ContentMine / journal-scrapers

Journal scraper definitions for the ContentMine framework
66 stars 33 forks source link

More major publisher scrapers #8

Open noamross opened 10 years ago

noamross commented 10 years ago

(In anticipation of open science sprint)

petermr commented 10 years ago

Noam, This is brilliant.

Some of the project proposers are talking on Thursday with Kay Thaney of Mozilla who runs the 2 day hack and this makes a truly wonderful hack topic. It will get great exposure and we can count on Mozilla to help spread what you have done. I don't have your email - and think it may be a good idea to mail or have a skype in the next day or so.

My email is fairly easy to discover! peter.murray.rust at G

On Tue, Jul 8, 2014 at 1:54 AM, Noam Ross notifications@github.com wrote:

(In anticipation of open science sprint)

  • Wiley
  • Springer
  • Taylor and Francis
  • JSTOR

— Reply to this email directly or view it on GitHub https://github.com/ContentMine/journal-scrapers/issues/8.

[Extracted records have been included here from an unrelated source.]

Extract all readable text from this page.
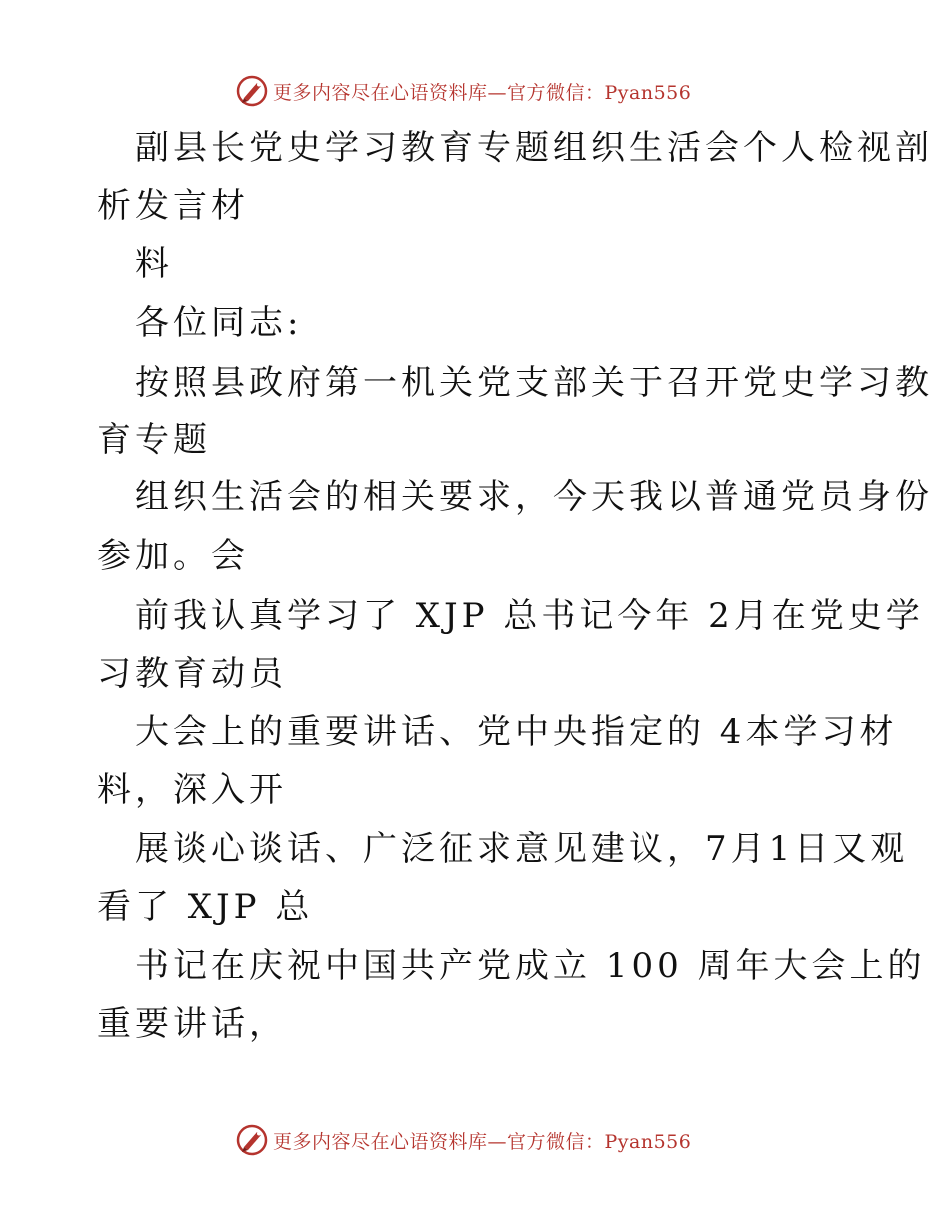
更多内容尽在心语资料库—官方微信：Pyan556
副县长党史学习教育专题组织生活会个人检视剖
析发言材
料
各位同志:
按照县政府第一机关党支部关于召开党史学习教
育专题
组织生活会的相关要求，今天我以普通党员身份
参加。会
前我认真学习了 XJP 总书记今年 2月在党史学
习教育动员
大会上的重要讲话、党中央指定的 4本学习材
料，深入开
展谈心谈话、广泛征求意见建议，7月1日又观
看了 XJP 总
书记在庆祝中国共产党成立 100 周年大会上的
重要讲话，
更多内容尽在心语资料库—官方微信：Pyan556
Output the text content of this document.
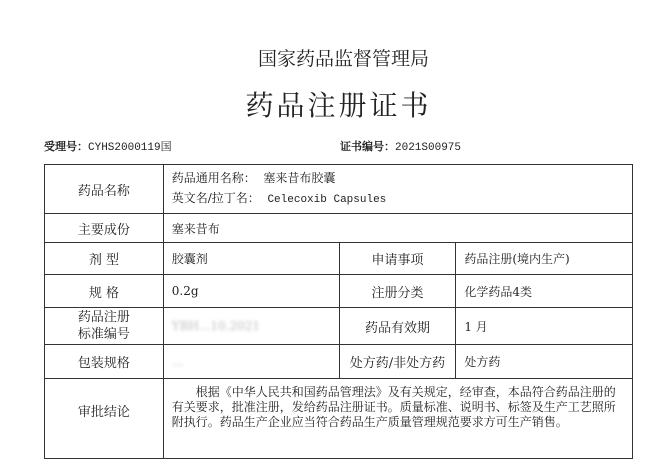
国家药品监督管理局
药品注册证书
受理号：CYHS2000119国	证书编号：2021S00975
药品名称	药品通用名称： 塞来昔布胶囊
英文名/拉丁名： Celecoxib Capsules		

主要成份	塞来昔布		
剂 型	胶囊剂	申请事项	药品注册(境内生产)
规 格	0.2g	注册分类	化学药品4类

药品注册
标准编号	YBH...10.2021	药品有效期	1 月
包装规格	...	处方药/非处方药	处方药
审批结论	根据《中华人民共和国药品管理法》及有关规定，经审查，本品符合药品注册的有关要求，批准注册，发给药品注册证书。质量标准、说明书、标签及生产工艺照所附执行。药品生产企业应当符合药品生产质量管理规范要求方可生产销售。		
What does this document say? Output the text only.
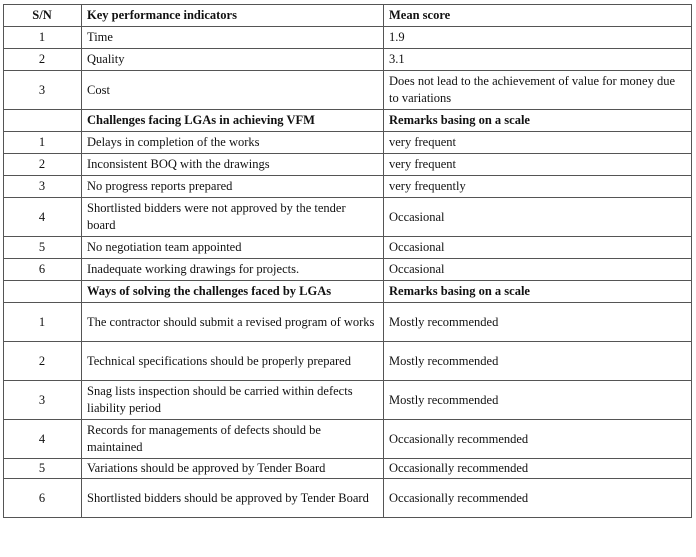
S/N	Key performance indicators	Mean score
1	Time	1.9
2	Quality	3.1
3	Cost	Does not lead to the achievement of value for money due to variations
	Challenges facing LGAs in achieving VFM	Remarks basing on a scale
1	Delays in completion of the works	very frequent
2	Inconsistent BOQ with the drawings	very frequent
3	No progress reports prepared	very frequently
4	Shortlisted bidders were not approved by the tender board	Occasional
5	No negotiation team appointed	Occasional
6	Inadequate working drawings for projects.	Occasional
	Ways of solving the challenges faced by LGAs	Remarks basing on a scale
1	The contractor should submit a revised program of works	Mostly recommended
2	Technical specifications should be properly prepared	Mostly recommended
3	Snag lists inspection should be carried within defects liability period	Mostly recommended
4	Records for managements of defects should be maintained	Occasionally recommended
5	Variations should be approved by Tender Board	Occasionally recommended
6	Shortlisted bidders should be approved by Tender Board	Occasionally recommended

Peter Murray-Rust Reader in Molecular Informatics Unilever Centre, Dep. Of Chemistry University of Cambridge CB2 1EW, UK +44-1223-763069

blahah commented 10 years ago

I've been saving JSTOR - it feels like a big deal to enable taming that particular beast.

robintw commented 8 years ago

Has there been any progress in creating a scraper for Taylor and Francis? I'm keen to scrape a T&F journal, and might have a go at writing a scraper, but don't want to duplicate work

chartgerink commented 8 years ago

It's on my list for next week! I forked the repo here

robintw commented 8 years ago

Great :-)

I actually started working on a T&F scraper tonight (I was bored...). I have a 'first go' at a scraper (see https://gist.github.com/robintw/2701f0f87b7232bd0f73e02b8333a841) which works on the few example articles I've tested it on.

(I haven't installed the proper testing framework yet - but it'll be interesting to see how it works on the list of test T&F URLs that I see you've added to your fork of the repo.